It is better to delineate clearly the more complex relationship between training modules and the associated procedure. Figure 5.5 more clearly displays the non-document-based training structure; it is now viewed as similar to a GMP regulatory procedure, where there is training to the procedure and also (a different thing) training on courseware that is mandated by the procedure.

image

Figure 5.5 Non-document-based training modules

Now the one-hour training on the management of the TTT program will have its own name in the training tracking system, and the several-hour-long TTT classroom course will have a different name, as will the subsequent TTT qualification session. The two different training audiences can clearly recognize the relevant training modules.

The clear statement of the relation between the training module(s) and the associated procedure should take place during the Design phase of the program improvement model, and will be an important contribution to the ultimate success of the training module.

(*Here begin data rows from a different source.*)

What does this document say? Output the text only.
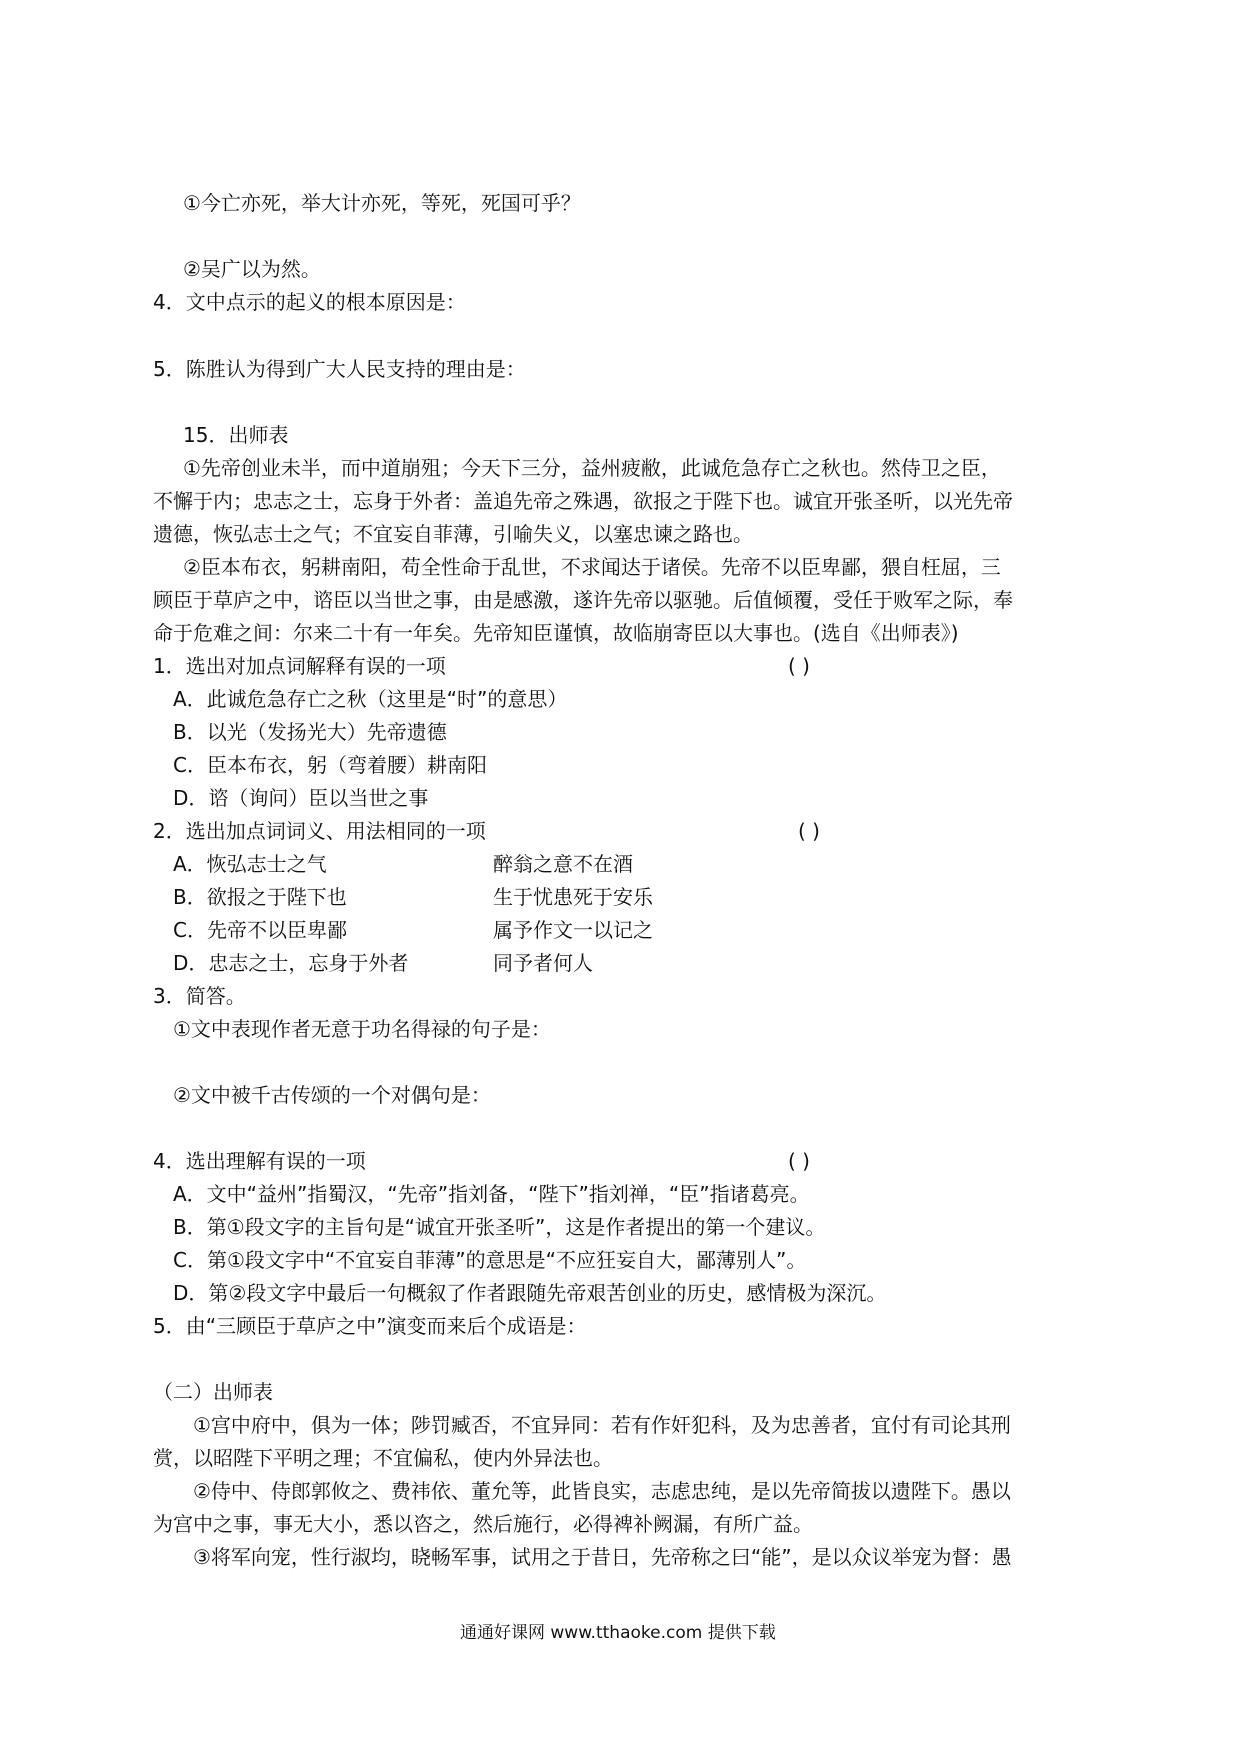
①今亡亦死，举大计亦死，等死，死国可乎？
②吴广以为然。
4．文中点示的起义的根本原因是：
5．陈胜认为得到广大人民支持的理由是：
15．出师表
①先帝创业未半，而中道崩殂；今天下三分，益州疲敝，此诚危急存亡之秋也。然侍卫之臣，
不懈于内；忠志之士，忘身于外者：盖追先帝之殊遇，欲报之于陛下也。诚宜开张圣听，以光先帝
遗德，恢弘志士之气；不宜妄自菲薄，引喻失义，以塞忠谏之路也。
②臣本布衣，躬耕南阳，苟全性命于乱世，不求闻达于诸侯。先帝不以臣卑鄙，猥自枉屈，三
顾臣于草庐之中，谘臣以当世之事，由是感激，遂许先帝以驱驰。后值倾覆，受任于败军之际，奉
命于危难之间：尔来二十有一年矣。先帝知臣谨慎，故临崩寄臣以大事也。(选自《出师表》)
1．选出对加点词解释有误的一项	( )
A．此诚危急存亡之秋（这里是“时”的意思）
B．以光（发扬光大）先帝遗德
C．臣本布衣，躬（弯着腰）耕南阳
D．谘（询问）臣以当世之事
2．选出加点词词义、用法相同的一项	( )
A．恢弘志士之气	醉翁之意不在酒
B．欲报之于陛下也	生于忧患死于安乐
C．先帝不以臣卑鄙	属予作文一以记之
D．忠志之士，忘身于外者	同予者何人
3．简答。
①文中表现作者无意于功名得禄的句子是：
②文中被千古传颂的一个对偶句是：
4．选出理解有误的一项	( )
A．文中“益州”指蜀汉，“先帝”指刘备，“陛下”指刘禅，“臣”指诸葛亮。
B．第①段文字的主旨句是“诚宜开张圣听”，这是作者提出的第一个建议。
C．第①段文字中“不宜妄自菲薄”的意思是“不应狂妄自大，鄙薄别人”。
D．第②段文字中最后一句概叙了作者跟随先帝艰苦创业的历史，感情极为深沉。
5．由“三顾臣于草庐之中”演变而来后个成语是：
（二）出师表
①宫中府中，俱为一体；陟罚臧否，不宜异同：若有作奸犯科，及为忠善者，宜付有司论其刑
赏，以昭陛下平明之理；不宜偏私，使内外异法也。
②侍中、侍郎郭攸之、费祎依、董允等，此皆良实，志虑忠纯，是以先帝简拔以遗陛下。愚以
为宫中之事，事无大小，悉以咨之，然后施行，必得裨补阙漏，有所广益。
③将军向宠，性行淑均，晓畅军事，试用之于昔日，先帝称之曰“能”，是以众议举宠为督：愚
通通好课网 www.tthaoke.com 提供下载
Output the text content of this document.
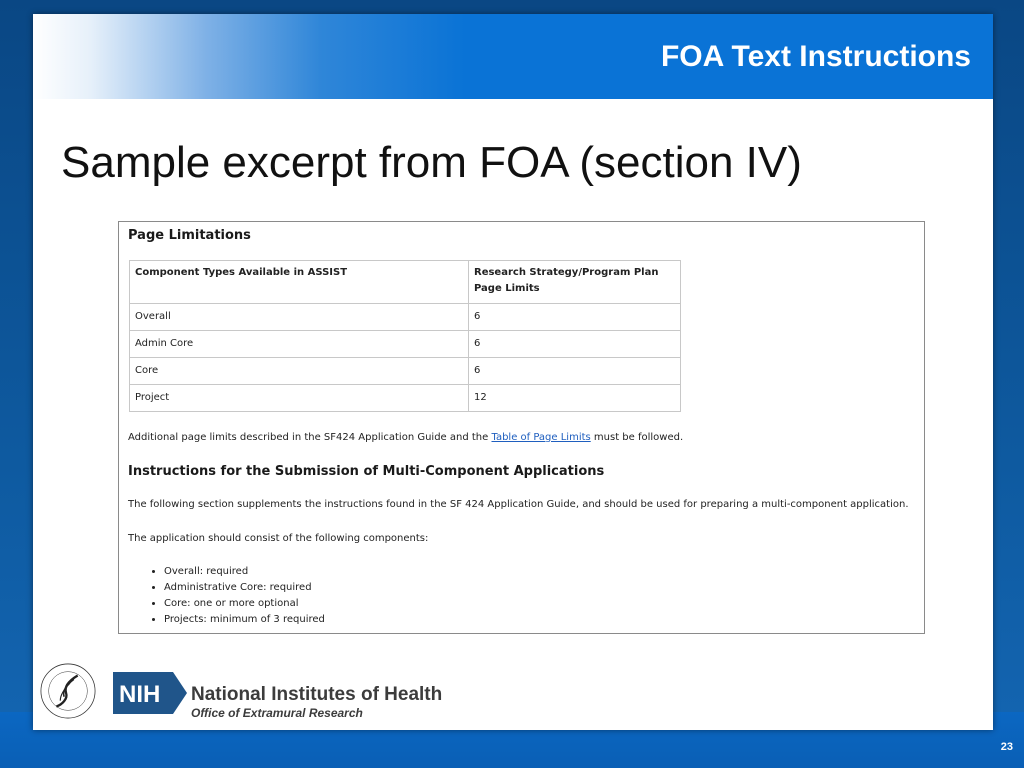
FOA Text Instructions
Sample excerpt from FOA (section IV)
Page Limitations
Component Types Available in ASSIST	Research Strategy/Program Plan
Page Limits
Overall	6
Admin Core	6
Core	6
Project	12
Additional page limits described in the SF424 Application Guide and the Table of Page Limits must be followed.
Instructions for the Submission of Multi-Component Applications
The following section supplements the instructions found in the SF 424 Application Guide, and should be used for preparing a multi-component application.
The application should consist of the following components:
• Overall: required
• Administrative Core: required
• Core: one or more optional
• Projects: minimum of 3 required
NIH National Institutes of Health
Office of Extramural Research
23
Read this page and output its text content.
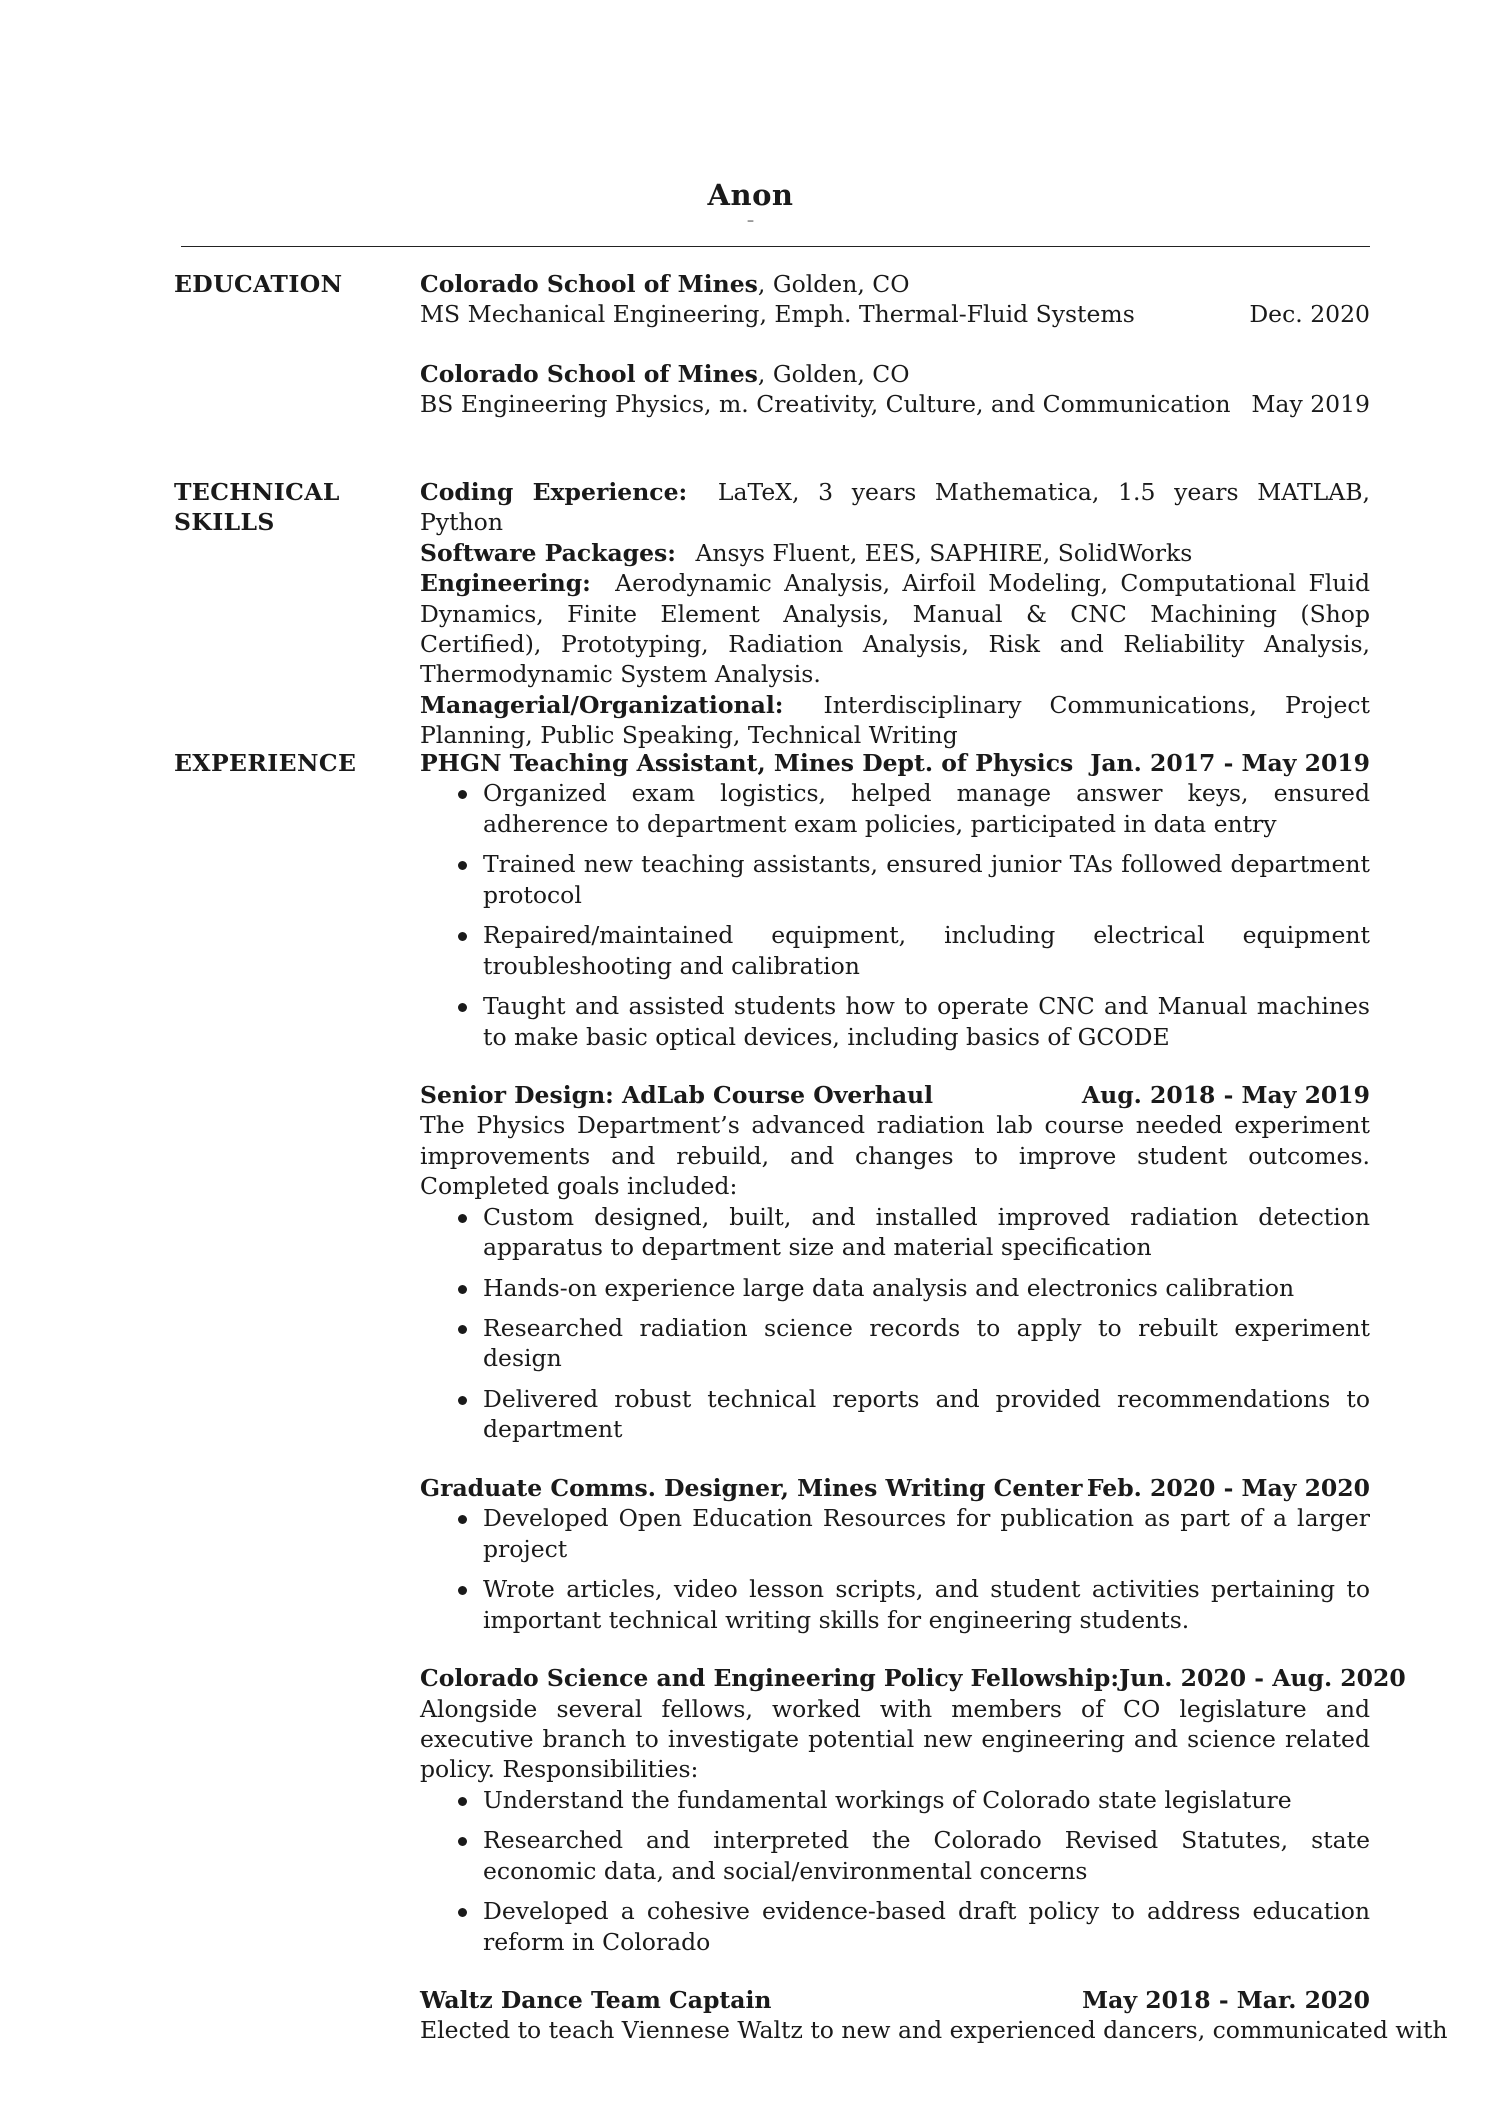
Anon
–
EDUCATION	Colorado School of Mines, Golden, CO
MS Mechanical Engineering, Emph. Thermal-Fluid Systems	Dec. 2020
Colorado School of Mines, Golden, CO
BS Engineering Physics, m. Creativity, Culture, and Communication May 2019
TECHNICAL
SKILLS
Coding Experience: LaTeX, 3 years Mathematica, 1.5 years MATLAB, Python
Software Packages: Ansys Fluent, EES, SAPHIRE, SolidWorks
Engineering: Aerodynamic Analysis, Airfoil Modeling, Computational Fluid Dynamics, Finite Element Analysis, Manual & CNC Machining (Shop Certified), Prototyping, Radiation Analysis, Risk and Reliability Analysis, Thermodynamic System Analysis.
Managerial/Organizational: Interdisciplinary Communications, Project Planning, Public Speaking, Technical Writing
EXPERIENCE	PHGN Teaching Assistant, Mines Dept. of Physics Jan. 2017 - May 2019
Organized exam logistics, helped manage answer keys, ensured adherence to department exam policies, participated in data entry
Trained new teaching assistants, ensured junior TAs followed department protocol
Repaired/maintained equipment, including electrical equipment troubleshooting and calibration
Taught and assisted students how to operate CNC and Manual machines to make basic optical devices, including basics of GCODE
Senior Design: AdLab Course Overhaul	Aug. 2018 - May 2019
The Physics Department’s advanced radiation lab course needed experiment improvements and rebuild, and changes to improve student outcomes. Completed goals included:
Custom designed, built, and installed improved radiation detection apparatus to department size and material specification
Hands-on experience large data analysis and electronics calibration
Researched radiation science records to apply to rebuilt experiment design
Delivered robust technical reports and provided recommendations to department
Graduate Comms. Designer, Mines Writing Center Feb. 2020 - May 2020
Developed Open Education Resources for publication as part of a larger project
Wrote articles, video lesson scripts, and student activities pertaining to important technical writing skills for engineering students.
Colorado Science and Engineering Policy Fellowship: Jun. 2020 - Aug. 2020
Alongside several fellows, worked with members of CO legislature and executive branch to investigate potential new engineering and science related policy. Responsibilities:
Understand the fundamental workings of Colorado state legislature
Researched and interpreted the Colorado Revised Statutes, state economic data, and social/environmental concerns
Developed a cohesive evidence-based draft policy to address education reform in Colorado
Waltz Dance Team Captain	May 2018 - Mar. 2020
Elected to teach Viennese Waltz to new and experienced dancers, communicated with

5.2.2 Consolidate SOPs, reduce the number of training modules

Several training modules can be associated, directly or indirectly, with a single procedure. This suggests that a straightforward means of reducing training time within a training system might be to consolidate SOPs, thereby reducing the number of training modules. However, consolidation (or “streamlining”) of SOPs needs to be logical and to eliminate redundancies, not simply reduce the number of SOPs. We will clarify this point. Consider four examples that illustrate the issue:

1. The FDA requires gowning procedures.5 Department A has a gowning procedure. Department B has a different gowning procedure. Consolidation of SOPs would remove the redundancies here; Departments A and B would work together toward a single gowning procedure.

2. Department C has a protocol on the use of Equipment-Specific Instructions (ESIs), say involving equipment maintenance manuals. Department D has a different protocol on the same kind of ESIs. Again, streamlining procedures would remove the redundancies; Departments C and D would work together toward a single protocol on the use of ESIs.

3. Department E has an SOP for operating an autoclave, and another SOP for operating a capping machine. There is no redundancy here; it would be counterproductive to consolidate the two procedures, since they deal with “apples and oranges”.

4. Department F has three SOPs and three packaging lines, one procedure for the operation of each line; each includes a brief section on equipment maintenance. There is redundancy here, but not like that in Examples 1 and 2. The redundancy here is in the sections on maintenance. Consolidation of the procedures would remove the sections on maintenance and put them in a maintenance procedure of its own. We will return to this issue in the next section.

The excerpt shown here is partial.